Fine-Grained Image Segmentation (FGIS)

Remove Background From Images For Free

Try Erase.bg For Free

Table of Content

The Problem and Computer Vision To The Rescue

Nowadays, realistic editing of photographs demands a careful treatment of color blends that frequently occur in natural scenes. These color blends are typically modelled through a soft selection of scene or object colors. Therefore to achieve high-quality image editing and background composition, accurate representation of these soft transitions between image regions is essential.

‍

Most of the present techniques used in the industry for generating such representations heavily depend on some user interaction by skilled visual artists. So creating such an accurate saliency selection becomes an expensive and tedious task. To fulfil this void of skilled visual artists, we utilize computer vision to simulate the human vision system, which has an effective attention mechanism for determining the most salient information from visual scenes.

‍

Such a problem can also be interpreted as a foreground extraction problem, where the salient objects are considered foreground class, and the remaining scene is the background class.

‍

Computer vision and deep learning aim to model such a mechanism through selective research branches, namely image matting, salient object detection, eye-fixation detection, and soft segmentation. It is also important to note that, unlike computer vision, deep learning is mainly a data-intensive research approach.

‍

Deep learning has significantly improved foreground extraction and saliency detection baselines with the recent rise in fully convolutional networks (FCN) for image segmentation. Despite all these improvements, most of the suggested architectures use network backbones initially designed for image attribute classification tasks, extracting representative semantic signification features rather than global contrast and local detail information.

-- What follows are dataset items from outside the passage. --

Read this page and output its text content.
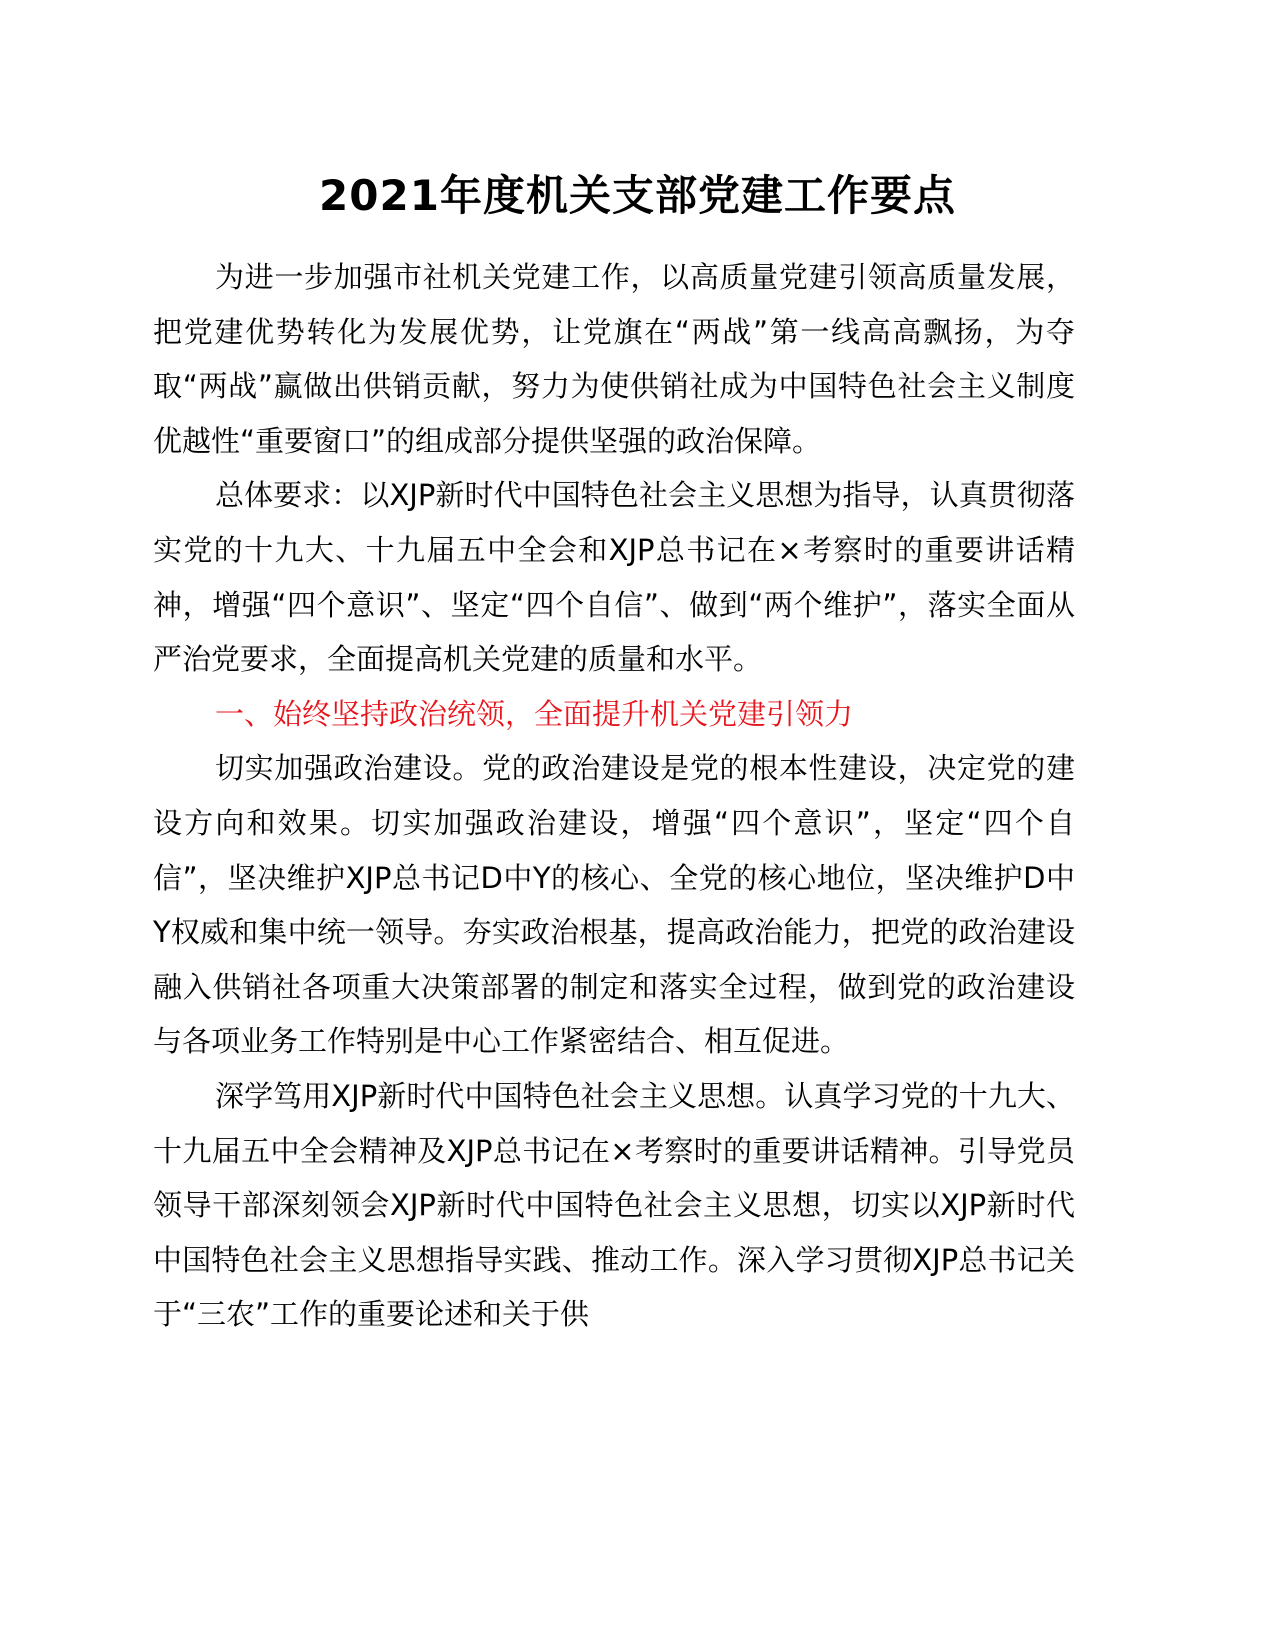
2021年度机关支部党建工作要点

为进一步加强市社机关党建工作，以高质量党建引领高质量发展，把党建优势转化为发展优势，让党旗在“两战”第一线高高飘扬，为夺取“两战”赢做出供销贡献，努力为使供销社成为中国特色社会主义制度优越性“重要窗口”的组成部分提供坚强的政治保障。

总体要求：以XJP新时代中国特色社会主义思想为指导，认真贯彻落实党的十九大、十九届五中全会和XJP总书记在×考察时的重要讲话精神，增强“四个意识”、坚定“四个自信”、做到“两个维护”，落实全面从严治党要求，全面提高机关党建的质量和水平。

一、始终坚持政治统领，全面提升机关党建引领力

切实加强政治建设。党的政治建设是党的根本性建设，决定党的建设方向和效果。切实加强政治建设，增强“四个意识”，坚定“四个自信”，坚决维护XJP总书记D中Y的核心、全党的核心地位，坚决维护D中Y权威和集中统一领导。夯实政治根基，提高政治能力，把党的政治建设融入供销社各项重大决策部署的制定和落实全过程，做到党的政治建设与各项业务工作特别是中心工作紧密结合、相互促进。

深学笃用XJP新时代中国特色社会主义思想。认真学习党的十九大、十九届五中全会精神及XJP总书记在×考察时的重要讲话精神。引导党员领导干部深刻领会XJP新时代中国特色社会主义思想，切实以XJP新时代中国特色社会主义思想指导实践、推动工作。深入学习贯彻XJP总书记关于“三农”工作的重要论述和关于供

But in this blog, I will discuss this issue in more detail later.

‍

Is it a Segmentation problem?

Yes, it’s a segmentation problem if we look at it from the angle of our output format. In recent years, semantic segmentation has become a key problem in computer vision and deep learning.

‍

Thus looking at the more significant scenario, we can say that semantic segmentation is one of the critical tasks in its field that paves the way towards better scene understanding. The significance of scene understanding is also highlighted by the evidence of an increasing number of applications that nourishes from inferring cognitive facts from images and videos.

‍

The three approaches we discuss for achieving a smooth and perceptually sound fine-grained semantic segmentation are:

Image Matting
Salient Object Detection (SOD)
Soft Segmentation

‍

Image Matting

‍

Image matting can be understood as a generalized version of green-screen keying used for precise estimation of foreground opacities in an unconstrained setting. Image matting is a critical topic in both computer graphics and vision applications. Earlier approaches to image matting involved large sparse matrices such as large kernel matting Laplacian and its optimization.

‍

However, these methodologies of solving such linear systems are often time-consuming and unfavoured by users. Many pieces of research tried to improve this linear system solving speed by using adaptive kernel sizes and KD-tree. Still, no significant improvement was observed regarding the quality on wild images and inference speed. Since the problem is highly ill-posed, a trimap (or strokes) indicating definite foreground, definite background, and unknown regions is usually given by the user as supportive input.

‍

Let’s first formulate a basic equation for image matting. Denoting an image pixel’s background color, foreground color, and foreground opacity (alpha matte) as B, F and α, respectively, the pixel’s color C can be written as a convex combination of B and F:

C = F (α)+ B(1 − α).

‍

Image matting methods can be categorized into three major types, propagation-based, sampling-based, and learning-based. In some approaches, a hybrid combination of sampling-based and propagation-based matting is also used.

‍

Sampling-based image matting is based on an assumption that the true background and foreground colors of the uncharted pixels can be derived from the known background and foreground pixels that are localized near that unknown pixel. Some sampling-based methods are:

‍

Shared sampling matting
Iterative matting
Bayesian matting
Sparse gcoding

‍

Propagation-based image matting techniques calculate the alpha values of the uncharted pixels by propagating the alpha values of the known local background and foreground pixels into the unknown regions. However, in the case of wild background images, the over-dependency on color knowledge leads to artefacts in images where the distribution of background and foreground color overlap. Some propagation-based methods are:

‍

Geodesic matting
Close-form matting
Poisson matting
Spectral matting

‍

Nonetheless, both sampling and propagation-based techniques are unable to provide satisfactory and completely automated results. Thus, recently, several deep learning studies have suggested approaches that either solve the above mentioned linear system through a concatenated input of trimap and RGB image into FCN or just the RGB image itself to predict final alpha matte. Some known trimap dependent deep learning architectures are:

‍

Deep Automatic Portrait Matting by Shen et al.
Deep Image Matting ( DIM ) by Xu et al.
Disentangled Image Matting by Cai et al.

‍

Whereas some trimap independent deep learning architectures are:

‍

Late Fusion Matting by Zhang et el.
Semantic Human Matting by Chen et al.
AlphaNet: An Attention Guided Deep Network for Automatic Image Matting by Sharma et al.

‍

In my personal experience, deep learning-based approaches are able to capture global semantic information and local details better than the other two approaches, also they are not biased on any crude assumption of the existence of a correlation between the known and unknown region pixels.

‍

Salient Object Detection (SOD)

‍

SOD's major objective is to segment the most salient (important) and visually attractive object in the picture. Many fields such as image segmentation and visual tracking apply SOD in a variety of applications. Similar to image matting, after the rise of Fully Convolutional Networks (FCN) for saliency detection, SOD state-of-the-art has improved significantly.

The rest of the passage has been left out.